A declaração não traz novidade, mas assusta quando a realidade bate à porta. A própria conferência realizada pela Agência de Desenvolvimento em julho último para comemorar a formatura da primeira turma do PPE foi elucidativa sobre quanto ainda é necessário avançar. Durante as várias palestras a maioria protagonizou cenas de desordem que caminhou totalmente na contramão de atitudes exigidas pelo mercado de trabalho. E o pior: alguns sequer entenderam a proposta e acreditavam que o programa estivesse atrelado diretamente ao emprego e não apenas à capacitação.
E nem poderia ser diferente. Pesquisas do Ministério da Educação mostram que apenas 6% dos estudantes terminam os 11 anos da escola básica com conhecimentos adequados em Português para a série em que estão. Em Matemática são 7%. O fato confirma os dois principais complicadores do Programa -- baixa escolaridade e formação deficiente --, e ajuda a explicar que apenas 30% dos dois mil inscritos têm o Ensino Médio completo.
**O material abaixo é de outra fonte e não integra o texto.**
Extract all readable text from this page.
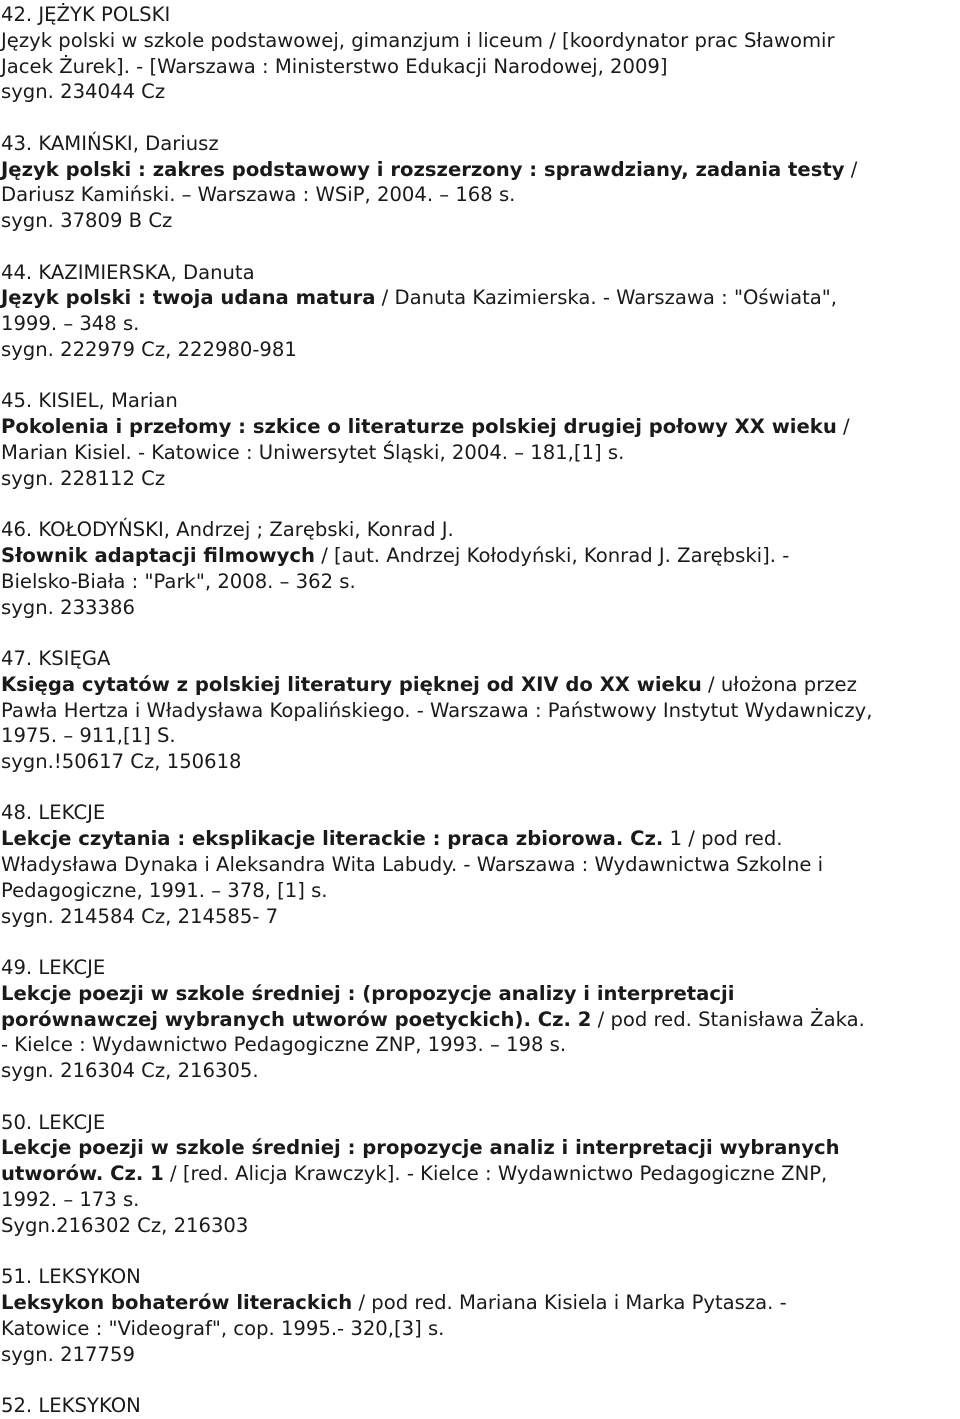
42. JĘŻYK POLSKI
Język polski w szkole podstawowej, gimanzjum i liceum / [koordynator prac Sławomir
Jacek Żurek]. - [Warszawa : Ministerstwo Edukacji Narodowej, 2009]
sygn. 234044 Cz
43. KAMIŃSKI, Dariusz
Język polski : zakres podstawowy i rozszerzony : sprawdziany, zadania testy /
Dariusz Kamiński. – Warszawa : WSiP, 2004. – 168 s.
sygn. 37809 B Cz
44. KAZIMIERSKA, Danuta
Język polski : twoja udana matura / Danuta Kazimierska. - Warszawa : "Oświata",
1999. – 348 s.
sygn. 222979 Cz, 222980-981
45. KISIEL, Marian
Pokolenia i przełomy : szkice o literaturze polskiej drugiej połowy XX wieku /
Marian Kisiel. - Katowice : Uniwersytet Śląski, 2004. – 181,[1] s.
sygn. 228112 Cz
46. KOŁODYŃSKI, Andrzej ; Zarębski, Konrad J.
Słownik adaptacji filmowych / [aut. Andrzej Kołodyński, Konrad J. Zarębski]. -
Bielsko-Biała : "Park", 2008. – 362 s.
sygn. 233386
47. KSIĘGA
Księga cytatów z polskiej literatury pięknej od XIV do XX wieku / ułożona przez
Pawła Hertza i Władysława Kopalińskiego. - Warszawa : Państwowy Instytut Wydawniczy,
1975. – 911,[1] S.
sygn.!50617 Cz, 150618
48. LEKCJE
Lekcje czytania : eksplikacje literackie : praca zbiorowa. Cz. 1 / pod red.
Władysława Dynaka i Aleksandra Wita Labudy. - Warszawa : Wydawnictwa Szkolne i
Pedagogiczne, 1991. – 378, [1] s.
sygn. 214584 Cz, 214585- 7
49. LEKCJE
Lekcje poezji w szkole średniej : (propozycje analizy i interpretacji
porównawczej wybranych utworów poetyckich). Cz. 2 / pod red. Stanisława Żaka.
- Kielce : Wydawnictwo Pedagogiczne ZNP, 1993. – 198 s.
sygn. 216304 Cz, 216305.
50. LEKCJE
Lekcje poezji w szkole średniej : propozycje analiz i interpretacji wybranych
utworów. Cz. 1 / [red. Alicja Krawczyk]. - Kielce : Wydawnictwo Pedagogiczne ZNP,
1992. – 173 s.
Sygn.216302 Cz, 216303
51. LEKSYKON
Leksykon bohaterów literackich / pod red. Mariana Kisiela i Marka Pytasza. -
Katowice : "Videograf", cop. 1995.- 320,[3] s.
sygn. 217759
52. LEKSYKON
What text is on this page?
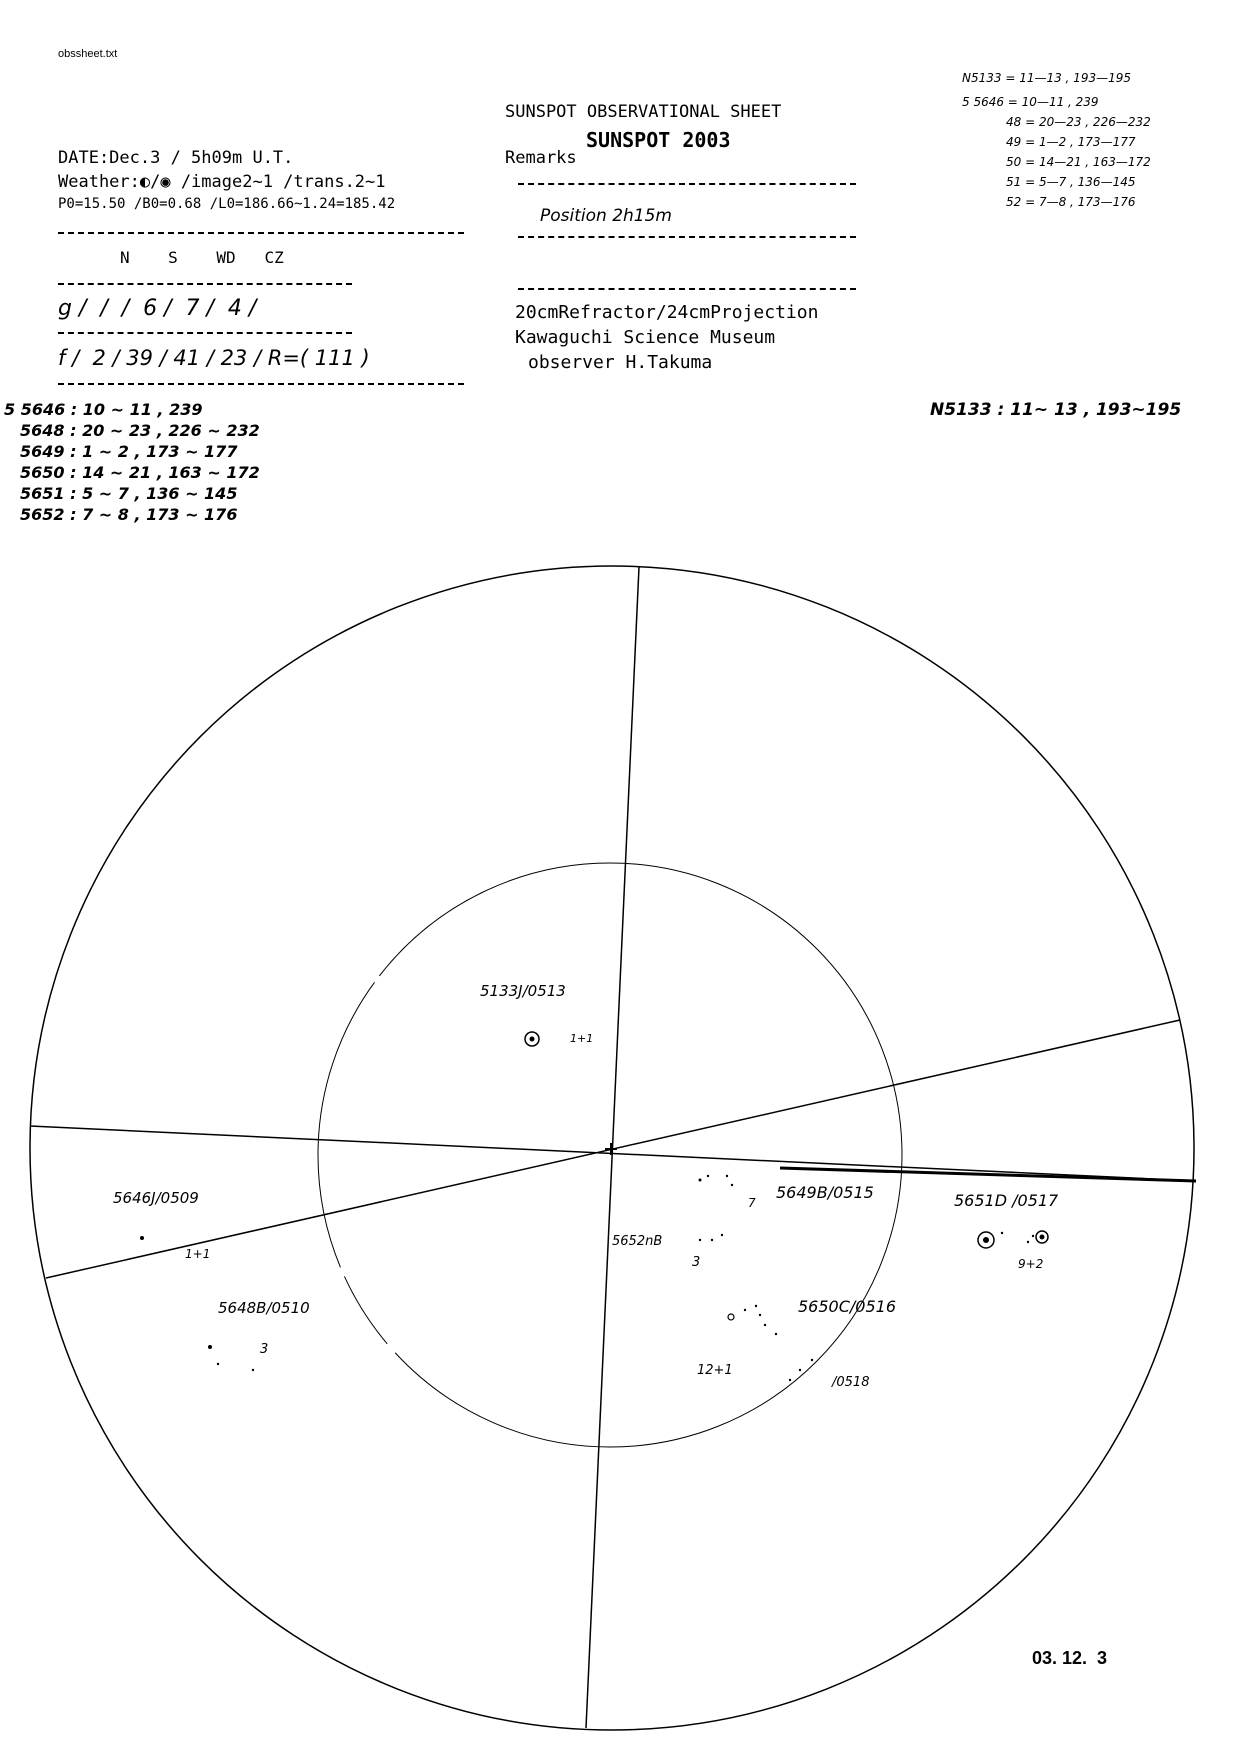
obssheet.txt
SUNSPOT OBSERVATIONAL SHEET
SUNSPOT 2003
DATE:Dec.3 / 5h09m U.T.
Weather:◐/◉ /image2~1 /trans.2~1
P0=15.50 /B0=0.68 /L0=186.66~1.24=185.42
N    S    WD   CZ
g /  /  /  6 /  7 /  4 /
f /  2 / 39 / 41 / 23 / R=( 111 )
Remarks
Position 2h15m
20cmRefractor/24cmProjection
Kawaguchi Science Museum
observer H.Takuma
N5133 = 11—13 , 193—195
5 5646 = 10—11 , 239
48 = 20—23 , 226—232
49 = 1—2 , 173—177
50 = 14—21 , 163—172
51 = 5—7 , 136—145
52 = 7—8 , 173—176
5 5646 : 10 ~ 11 , 239
5648 : 20 ~ 23 , 226 ~ 232
5649 : 1 ~ 2 , 173 ~ 177
5650 : 14 ~ 21 , 163 ~ 172
5651 : 5 ~ 7 , 136 ~ 145
5652 : 7 ~ 8 , 173 ~ 176
N5133 : 11~ 13 , 193~195
5133J/0513
1+1
5646J/0509
1+1
5648B/0510
3
5649B/0515
7
5652nB
3
5651D /0517
9+2
5650C/0516
12+1
/0518
03. 12.  3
O restante apresenta descompasso entre idade e série, o que amplia as dificuldades de colocação, principalmente dos mais velhos. "Imagine as exigências para colocar um jovem de 24 anos que mal terminou o Ensino Fundamental e nunca teve uma oportunidade no mercado formal" -- alerta Luís Almeida.
Não por acaso, os jovens entre 19 e 24 anos somam 3,5 milhões de desempregados ou 45% do contingente de desocupados, segundo o Ministério do Trabalho. Se essa estatística for cruzada com o indicador que aponta apenas 9% dos estudantes nessa mesma faixa etária nos cursos superiores, não fica difícil traçar a face de quem precisa do socorro governamental.
O Programa Primeiro Emprego também proporciona ajuda de custo temporária aos participantes. São R$ 600 para cada inscrito distribuídos pelos seis meses de treinamento. A melhor definição para esse quadro que mescla desesperança com descrença de mobilidade social é da mãe de Suellen, a jovem de 20 anos que está começando a carreira como empacotadeira. "O dinheiro é importante porque todo mundo quer realizar sonhos. Mas o melhor é ver a cara de felicidade de um filho que realmente pode se sentir um pouco mais gente porque tem um trabalho" -- simplifica Rosemeire Paccanaro Nogueira.